DE LA FIN DE LA FIDUCIE

1296. La fiducie prend fin par la renonciation ou la caducité du droit de tous les bénéficiaires, tant du capital que des fruits et revenus.
Elle prend fin aussi par l’arrivée du terme ou l’avènement de la condition, par le fait que le but de la fiducie a été atteint ou par l’impossibilité, constatée par le tribunal, de l’atteindre.

1297. Le fiduciaire doit, au terme de la fiducie, remettre les biens à ceux qui y ont droit.

À défaut de bénéficiaire, les biens qui restent au terme de la fiducie sont dévolus au constituant ou à ses héritiers.

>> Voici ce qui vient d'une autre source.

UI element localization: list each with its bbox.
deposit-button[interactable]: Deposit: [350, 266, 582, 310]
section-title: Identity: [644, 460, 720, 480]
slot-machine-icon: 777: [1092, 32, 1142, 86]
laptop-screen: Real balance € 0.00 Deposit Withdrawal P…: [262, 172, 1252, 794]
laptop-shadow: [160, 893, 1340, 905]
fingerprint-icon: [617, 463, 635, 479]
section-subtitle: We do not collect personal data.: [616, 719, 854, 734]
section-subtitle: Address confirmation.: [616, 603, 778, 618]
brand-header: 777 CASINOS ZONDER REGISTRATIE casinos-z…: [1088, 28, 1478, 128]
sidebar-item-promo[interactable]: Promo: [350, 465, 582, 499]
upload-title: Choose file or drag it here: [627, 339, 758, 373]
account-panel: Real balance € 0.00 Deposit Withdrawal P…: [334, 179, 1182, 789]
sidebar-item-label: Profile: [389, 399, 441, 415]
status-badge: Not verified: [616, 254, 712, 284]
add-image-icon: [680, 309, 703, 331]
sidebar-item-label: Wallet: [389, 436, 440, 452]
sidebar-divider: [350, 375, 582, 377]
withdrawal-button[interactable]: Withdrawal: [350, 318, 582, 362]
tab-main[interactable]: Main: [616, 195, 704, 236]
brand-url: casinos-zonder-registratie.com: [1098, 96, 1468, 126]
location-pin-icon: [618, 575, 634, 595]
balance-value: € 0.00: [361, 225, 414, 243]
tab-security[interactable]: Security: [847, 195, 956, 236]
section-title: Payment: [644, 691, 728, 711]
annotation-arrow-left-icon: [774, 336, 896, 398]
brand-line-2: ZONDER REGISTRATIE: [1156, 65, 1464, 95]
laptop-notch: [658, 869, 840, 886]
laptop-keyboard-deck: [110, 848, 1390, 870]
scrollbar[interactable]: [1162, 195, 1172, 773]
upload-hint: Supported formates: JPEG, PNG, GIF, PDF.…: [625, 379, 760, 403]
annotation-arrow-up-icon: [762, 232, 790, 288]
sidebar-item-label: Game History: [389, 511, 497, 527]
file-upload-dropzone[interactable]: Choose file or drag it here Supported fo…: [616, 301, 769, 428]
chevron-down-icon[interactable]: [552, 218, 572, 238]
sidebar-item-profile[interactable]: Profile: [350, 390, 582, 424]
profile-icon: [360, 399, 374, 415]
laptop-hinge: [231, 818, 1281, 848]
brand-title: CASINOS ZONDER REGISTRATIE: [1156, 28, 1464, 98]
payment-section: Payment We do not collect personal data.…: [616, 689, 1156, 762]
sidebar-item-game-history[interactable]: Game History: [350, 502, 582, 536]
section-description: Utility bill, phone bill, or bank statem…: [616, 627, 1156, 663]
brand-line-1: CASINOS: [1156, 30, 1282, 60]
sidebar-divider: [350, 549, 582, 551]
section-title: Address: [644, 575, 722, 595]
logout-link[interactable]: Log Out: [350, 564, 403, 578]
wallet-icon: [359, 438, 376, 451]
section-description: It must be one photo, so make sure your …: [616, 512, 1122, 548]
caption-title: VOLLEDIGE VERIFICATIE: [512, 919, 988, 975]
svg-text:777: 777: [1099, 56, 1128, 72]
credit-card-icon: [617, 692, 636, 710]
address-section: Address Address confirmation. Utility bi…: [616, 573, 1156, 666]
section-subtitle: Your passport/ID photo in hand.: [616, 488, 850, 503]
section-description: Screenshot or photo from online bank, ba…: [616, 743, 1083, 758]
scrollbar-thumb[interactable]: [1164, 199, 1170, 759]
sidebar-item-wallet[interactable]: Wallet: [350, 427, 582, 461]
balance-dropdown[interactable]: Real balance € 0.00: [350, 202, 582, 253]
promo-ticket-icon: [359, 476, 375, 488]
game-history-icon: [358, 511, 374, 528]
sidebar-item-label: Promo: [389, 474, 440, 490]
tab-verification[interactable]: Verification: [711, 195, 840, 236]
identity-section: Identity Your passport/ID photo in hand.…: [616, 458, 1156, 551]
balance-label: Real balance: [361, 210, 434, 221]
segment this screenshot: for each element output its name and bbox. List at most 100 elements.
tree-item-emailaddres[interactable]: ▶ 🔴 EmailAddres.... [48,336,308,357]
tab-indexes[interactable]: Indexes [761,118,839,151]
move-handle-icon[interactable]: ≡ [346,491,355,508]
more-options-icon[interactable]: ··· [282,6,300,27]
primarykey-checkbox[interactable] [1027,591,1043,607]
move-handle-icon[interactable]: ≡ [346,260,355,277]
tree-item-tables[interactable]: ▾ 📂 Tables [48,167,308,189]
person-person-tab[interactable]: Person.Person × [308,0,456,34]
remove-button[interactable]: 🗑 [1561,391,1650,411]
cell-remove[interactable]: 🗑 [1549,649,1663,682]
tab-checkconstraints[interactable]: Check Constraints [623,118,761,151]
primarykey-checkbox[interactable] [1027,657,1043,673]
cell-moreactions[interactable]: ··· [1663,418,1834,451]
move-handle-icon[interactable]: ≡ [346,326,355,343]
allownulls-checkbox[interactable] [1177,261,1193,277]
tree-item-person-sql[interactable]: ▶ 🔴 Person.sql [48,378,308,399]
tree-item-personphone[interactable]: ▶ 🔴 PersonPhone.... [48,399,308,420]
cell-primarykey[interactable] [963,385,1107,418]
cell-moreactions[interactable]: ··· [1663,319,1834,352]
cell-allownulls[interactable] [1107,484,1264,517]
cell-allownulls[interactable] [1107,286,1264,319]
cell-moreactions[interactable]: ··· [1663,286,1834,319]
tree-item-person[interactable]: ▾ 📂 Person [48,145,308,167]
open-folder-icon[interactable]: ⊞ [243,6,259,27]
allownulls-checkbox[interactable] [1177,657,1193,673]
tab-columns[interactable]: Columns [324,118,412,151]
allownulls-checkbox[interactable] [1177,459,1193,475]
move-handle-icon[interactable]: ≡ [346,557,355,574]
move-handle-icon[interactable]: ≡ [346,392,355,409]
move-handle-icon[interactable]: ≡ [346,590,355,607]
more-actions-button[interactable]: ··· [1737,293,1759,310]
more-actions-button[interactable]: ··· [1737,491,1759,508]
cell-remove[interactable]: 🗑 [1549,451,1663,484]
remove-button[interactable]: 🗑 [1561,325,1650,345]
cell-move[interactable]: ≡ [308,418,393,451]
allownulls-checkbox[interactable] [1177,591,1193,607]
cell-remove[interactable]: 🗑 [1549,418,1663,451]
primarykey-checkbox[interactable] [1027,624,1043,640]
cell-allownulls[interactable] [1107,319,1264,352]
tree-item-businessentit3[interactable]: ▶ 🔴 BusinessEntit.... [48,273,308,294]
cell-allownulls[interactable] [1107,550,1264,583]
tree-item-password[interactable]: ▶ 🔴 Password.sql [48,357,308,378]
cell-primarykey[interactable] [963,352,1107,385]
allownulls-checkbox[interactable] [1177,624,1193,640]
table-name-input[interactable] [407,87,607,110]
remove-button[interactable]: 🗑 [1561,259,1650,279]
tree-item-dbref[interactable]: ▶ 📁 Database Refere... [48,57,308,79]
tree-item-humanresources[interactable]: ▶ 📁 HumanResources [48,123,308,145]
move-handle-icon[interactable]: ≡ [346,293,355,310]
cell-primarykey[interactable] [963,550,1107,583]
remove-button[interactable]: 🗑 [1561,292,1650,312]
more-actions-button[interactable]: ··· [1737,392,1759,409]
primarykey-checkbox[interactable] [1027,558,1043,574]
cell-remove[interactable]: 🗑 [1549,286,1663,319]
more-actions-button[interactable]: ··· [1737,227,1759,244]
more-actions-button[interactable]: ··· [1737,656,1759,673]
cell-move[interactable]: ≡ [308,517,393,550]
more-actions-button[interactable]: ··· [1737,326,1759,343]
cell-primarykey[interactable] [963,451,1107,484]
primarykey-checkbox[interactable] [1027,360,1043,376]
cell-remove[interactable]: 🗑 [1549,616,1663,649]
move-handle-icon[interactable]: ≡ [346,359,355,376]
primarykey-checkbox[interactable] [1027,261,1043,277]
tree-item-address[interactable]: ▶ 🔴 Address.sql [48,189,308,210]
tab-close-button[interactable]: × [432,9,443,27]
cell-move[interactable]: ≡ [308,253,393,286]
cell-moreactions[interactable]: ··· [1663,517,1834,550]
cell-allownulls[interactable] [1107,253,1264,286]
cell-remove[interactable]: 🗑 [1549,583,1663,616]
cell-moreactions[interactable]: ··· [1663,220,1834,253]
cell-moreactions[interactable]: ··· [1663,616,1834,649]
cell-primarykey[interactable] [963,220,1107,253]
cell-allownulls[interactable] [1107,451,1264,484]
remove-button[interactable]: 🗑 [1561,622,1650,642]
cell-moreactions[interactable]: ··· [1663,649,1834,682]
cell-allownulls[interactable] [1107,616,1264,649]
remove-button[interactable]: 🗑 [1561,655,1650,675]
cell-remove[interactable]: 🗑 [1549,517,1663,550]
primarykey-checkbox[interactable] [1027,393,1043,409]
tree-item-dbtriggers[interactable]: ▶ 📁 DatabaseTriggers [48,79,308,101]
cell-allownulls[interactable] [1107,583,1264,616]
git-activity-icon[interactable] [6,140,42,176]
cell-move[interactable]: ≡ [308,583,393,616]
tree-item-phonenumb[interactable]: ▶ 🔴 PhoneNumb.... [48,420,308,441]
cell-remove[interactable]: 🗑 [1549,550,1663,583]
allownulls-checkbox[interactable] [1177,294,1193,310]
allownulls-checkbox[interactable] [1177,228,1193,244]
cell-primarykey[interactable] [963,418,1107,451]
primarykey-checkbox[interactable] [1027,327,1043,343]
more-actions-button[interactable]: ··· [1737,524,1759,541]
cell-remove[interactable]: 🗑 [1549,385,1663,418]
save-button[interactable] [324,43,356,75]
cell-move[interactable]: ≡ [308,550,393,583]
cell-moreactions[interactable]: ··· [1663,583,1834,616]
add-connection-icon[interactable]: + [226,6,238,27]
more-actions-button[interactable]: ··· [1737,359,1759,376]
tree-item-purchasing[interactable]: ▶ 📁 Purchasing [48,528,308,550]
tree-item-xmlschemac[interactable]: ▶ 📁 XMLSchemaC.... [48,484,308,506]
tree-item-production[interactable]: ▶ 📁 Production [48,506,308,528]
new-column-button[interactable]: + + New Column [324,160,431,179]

1298. Les biens de la fiducie d’utilité sociale qui prend fin par suite de l’impossibilité de l’accomplir sont dévolus à une fiducie, à une personne morale ou à tout autre groupement de personnes ayant une vocation se rapprochant le plus possible de celle de la fiducie. La désignation en est faite par le tribunal, sur la recommandation du fiduciaire. Le tribunal prend aussi l’avis de la personne ou de l’organisme désigné par la loi, si la fiducie était soumise à leur surveillance.